Im gegenwärtigen Spionage-Prozess am Oberlandesgericht München weisen die drei Angeklagten die gegen sie erhobenen Vorwürfe entschieden zurück. “Er ist kein Spion, er ist kein Saboteur”, betonte der Verteidiger von Dieter S., dem Hauptangeklagten der Gruppe aus Bayreuth. Dennoch war sich Dieter S. der Schwere seiner Handlungen bewusst. “Er dachte, er könnte sich als Spion ausgeben”, erklärte sein Anwalt.
Dieter S., 40 Jahre alt, und sein Anwalt argumentierten, dass Dieter S. begonnen habe zu glauben, er werde nach einigen seiner Facebook-Posts zum Ukraine-Krieg von Ermittlern beobachtet. Er habe gehofft, durch Vortäuschen einer Spionagetätigkeit für Russland von deutschen Behörden als Informant angeworben zu werden, um finanziell davon zu profitieren. Jedoch habe er tatsächlich nie irgendwelche Verbindungen zum russischen Geheimdienst unterhalten.
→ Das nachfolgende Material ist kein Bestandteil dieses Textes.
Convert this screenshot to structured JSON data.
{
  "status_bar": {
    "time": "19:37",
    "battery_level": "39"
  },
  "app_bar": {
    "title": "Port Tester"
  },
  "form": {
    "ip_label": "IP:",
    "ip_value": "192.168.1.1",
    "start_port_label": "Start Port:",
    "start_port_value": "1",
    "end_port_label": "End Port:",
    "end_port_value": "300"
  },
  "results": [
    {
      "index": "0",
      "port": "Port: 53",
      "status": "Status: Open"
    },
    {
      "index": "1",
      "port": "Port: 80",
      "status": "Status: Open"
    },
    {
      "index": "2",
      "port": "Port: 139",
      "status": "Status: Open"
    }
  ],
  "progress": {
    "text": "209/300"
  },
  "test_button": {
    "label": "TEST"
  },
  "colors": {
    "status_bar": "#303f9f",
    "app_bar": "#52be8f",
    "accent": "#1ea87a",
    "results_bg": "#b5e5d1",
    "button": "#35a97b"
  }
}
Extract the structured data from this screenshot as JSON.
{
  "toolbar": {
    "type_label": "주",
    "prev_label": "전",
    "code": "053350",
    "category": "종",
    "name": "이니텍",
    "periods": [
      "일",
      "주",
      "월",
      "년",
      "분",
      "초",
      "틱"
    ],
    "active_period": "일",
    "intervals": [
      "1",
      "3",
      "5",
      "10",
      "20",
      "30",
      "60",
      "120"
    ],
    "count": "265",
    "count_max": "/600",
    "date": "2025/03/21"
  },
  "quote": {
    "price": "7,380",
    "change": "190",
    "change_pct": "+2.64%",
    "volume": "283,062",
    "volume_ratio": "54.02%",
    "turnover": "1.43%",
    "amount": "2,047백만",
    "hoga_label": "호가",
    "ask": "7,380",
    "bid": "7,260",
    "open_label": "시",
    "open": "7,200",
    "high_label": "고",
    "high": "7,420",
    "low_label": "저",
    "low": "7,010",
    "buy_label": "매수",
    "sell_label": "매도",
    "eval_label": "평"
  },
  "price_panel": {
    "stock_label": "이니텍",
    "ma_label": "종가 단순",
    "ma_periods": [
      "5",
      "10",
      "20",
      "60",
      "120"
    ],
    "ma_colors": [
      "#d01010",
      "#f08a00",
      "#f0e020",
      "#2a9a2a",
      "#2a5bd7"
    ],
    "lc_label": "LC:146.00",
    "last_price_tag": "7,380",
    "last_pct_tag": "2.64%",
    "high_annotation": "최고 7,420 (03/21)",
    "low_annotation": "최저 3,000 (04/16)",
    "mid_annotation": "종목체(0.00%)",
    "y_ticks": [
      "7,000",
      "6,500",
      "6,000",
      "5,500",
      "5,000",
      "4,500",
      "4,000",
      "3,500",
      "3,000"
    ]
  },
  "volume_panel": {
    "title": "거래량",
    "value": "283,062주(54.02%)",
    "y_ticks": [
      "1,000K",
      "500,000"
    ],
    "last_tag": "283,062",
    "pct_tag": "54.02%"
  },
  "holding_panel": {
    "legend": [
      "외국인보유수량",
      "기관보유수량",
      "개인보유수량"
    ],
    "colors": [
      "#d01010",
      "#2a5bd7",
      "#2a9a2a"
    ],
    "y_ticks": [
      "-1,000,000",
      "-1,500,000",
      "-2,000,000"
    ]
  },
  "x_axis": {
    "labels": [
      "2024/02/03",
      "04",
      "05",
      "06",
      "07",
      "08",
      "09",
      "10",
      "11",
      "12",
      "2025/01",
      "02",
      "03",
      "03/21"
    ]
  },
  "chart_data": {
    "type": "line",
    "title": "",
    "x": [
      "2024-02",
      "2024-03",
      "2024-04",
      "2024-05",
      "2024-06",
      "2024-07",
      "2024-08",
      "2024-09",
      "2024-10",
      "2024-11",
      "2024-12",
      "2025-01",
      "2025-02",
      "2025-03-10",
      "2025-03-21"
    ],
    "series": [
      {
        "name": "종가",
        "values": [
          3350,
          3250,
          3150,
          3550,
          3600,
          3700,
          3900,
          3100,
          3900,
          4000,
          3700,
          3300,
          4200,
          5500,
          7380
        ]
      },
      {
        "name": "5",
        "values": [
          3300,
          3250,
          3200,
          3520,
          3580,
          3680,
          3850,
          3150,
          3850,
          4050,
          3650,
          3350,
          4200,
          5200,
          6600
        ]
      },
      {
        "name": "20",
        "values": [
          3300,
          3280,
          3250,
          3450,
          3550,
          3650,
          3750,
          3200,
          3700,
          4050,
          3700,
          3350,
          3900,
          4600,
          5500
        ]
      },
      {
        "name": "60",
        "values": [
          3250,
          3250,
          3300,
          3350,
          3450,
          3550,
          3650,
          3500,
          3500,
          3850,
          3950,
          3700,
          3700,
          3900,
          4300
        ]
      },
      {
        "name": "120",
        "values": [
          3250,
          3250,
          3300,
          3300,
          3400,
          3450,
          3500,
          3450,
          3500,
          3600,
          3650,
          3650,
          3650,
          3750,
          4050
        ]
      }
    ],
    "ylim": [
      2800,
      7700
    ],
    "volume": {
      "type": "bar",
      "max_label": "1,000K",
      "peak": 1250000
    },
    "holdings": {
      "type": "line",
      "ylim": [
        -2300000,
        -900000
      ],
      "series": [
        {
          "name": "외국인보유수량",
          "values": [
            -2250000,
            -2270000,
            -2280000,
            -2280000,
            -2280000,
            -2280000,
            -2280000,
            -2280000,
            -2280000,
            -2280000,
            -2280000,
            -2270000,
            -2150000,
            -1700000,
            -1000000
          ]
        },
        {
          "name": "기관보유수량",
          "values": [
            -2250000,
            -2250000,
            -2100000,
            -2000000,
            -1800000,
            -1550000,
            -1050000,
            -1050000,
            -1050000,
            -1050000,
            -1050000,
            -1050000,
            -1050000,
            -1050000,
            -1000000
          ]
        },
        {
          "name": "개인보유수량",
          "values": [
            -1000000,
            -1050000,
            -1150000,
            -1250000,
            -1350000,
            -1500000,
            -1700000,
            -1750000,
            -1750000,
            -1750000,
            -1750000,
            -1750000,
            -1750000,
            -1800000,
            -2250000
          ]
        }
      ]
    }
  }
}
Nach eigenen Angaben geriet Dieter S. nach der COVID-19-Pandemie in finanzielle Notlage und hatte hohe Schulden angehäuft. Als Messebauer habe die Krise seiner Branche ihn beruflich ruiniert. “Corona hat ihm die berufliche Existenz gekostet”, so sein Rechtsbeistand.
Auch die zwei mitangeklagten Freunde von Dieter S. wiesen jegliche Vorwürfe zurück. “Unsere Gespräche waren oft ironisch, übertrieben oder scherzhaft”, erklärte einer der beiden, ein 44-jähriger Mitangeklagter. Sie hätten nur in privatem und unernstem Kontext kommuniziert, und die Anklage gegen sie sei ein Missverständnis.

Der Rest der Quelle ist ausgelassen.